The beaver took the limb into his mouth and headed for the water, moving like a kid with a stolen lollipop making for the grocery store door. He hit the water with a splash, dragging the limb behind him. Just before the beaver reached the lodge, he slapped the water with that big old flat tail, then, along with the limb, disappeared beneath the water.
I took it as the insult it was meant to be and headed for the house. Something had to be done before that damned furry water bug ruined the rest of the trees.
If he was sprucing up for the reunion like everyone else in Mossy Creek, he was in for a surprise.
* * * *
It was seven minutes after eleven when I pulled up in front of the I-Probably-Got-I
tand bolted from my truck. Derbert Koomer, the owner and sole resident of the establishment, had just settled down on the stool behind the counter with a salami and red onion sandwich and an RC Cola, anxious to watch Days of Our Lives. It was his favorite show.
Although he was addicted to soap operas, he violently denied it. I saw him through the store’s windows. The minute he saw me driving up, he grabbed the remote and changed the channel to WMOS’s new cable-access cooking show featuring Bubba Rice, some kind of caterer who’d just moved to town.

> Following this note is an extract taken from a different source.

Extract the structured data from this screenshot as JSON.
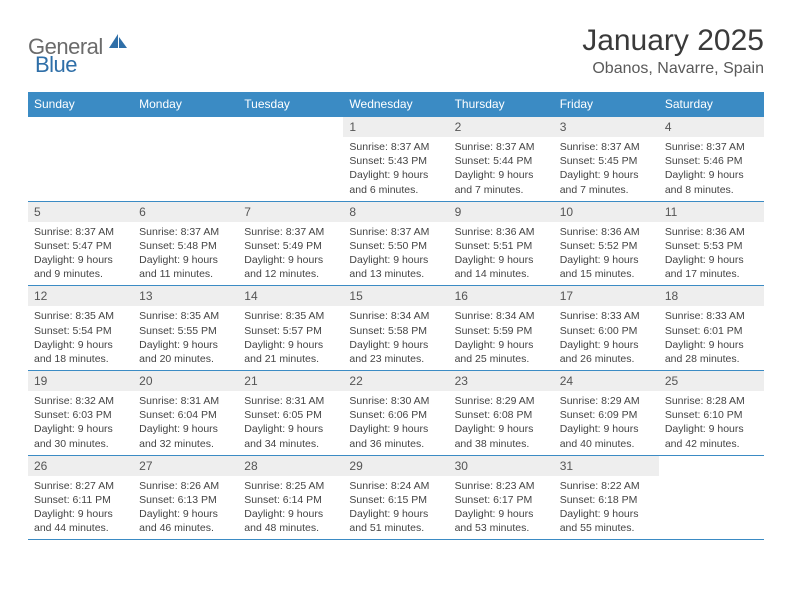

“Hey, Orville Gene! How’s it hangin’?” Derbert asked, as I entered the store.
“I’m fine. Just tell me where you keep your shotgun shells.”
Derbert pointed toward the back of the store. “Goin’ huntin’?”
Knowing it was bad manners, I tried not to roll my eyes. Derbert Koomer was a good man and all, but he didn’t have a lot going for him between the ears.
“No, I’m making a new set of wind chimes,” I said.
“Really?” Derbert asked and took a bite of his sandwich.
“No, not really. Good lord, Derbert, you’ve watched so damned many of those girly shows that your brain has done turned to mush.”
“I don’t watch nothin’ of the kind,” Derbert muttered and pointed to the little black and white set on the wall behind the counter. “Looky there, it’s a manly cooking show. You can’t call Bubba Rice girly. He’s liable to whip your ass with his mixing spoon.”
As much as I enjoyed Derbert’s company, I didn’t have time to swap lies with him.
“The shells, Derbert. Where do you keep the shells?”
“Back yonder, past the chicken feed and the brown blocks of cow salt.” Then curiosity got the best of him. “Whatcha’ huntin’?”
“I need some 30 aught 30 shells. I got me a beaver.”
Derbert took a big swig of RC Cola to wash down the salami and onion then felt compelled to point out the obvious. “If you done got the beaver, how come you need the shells?”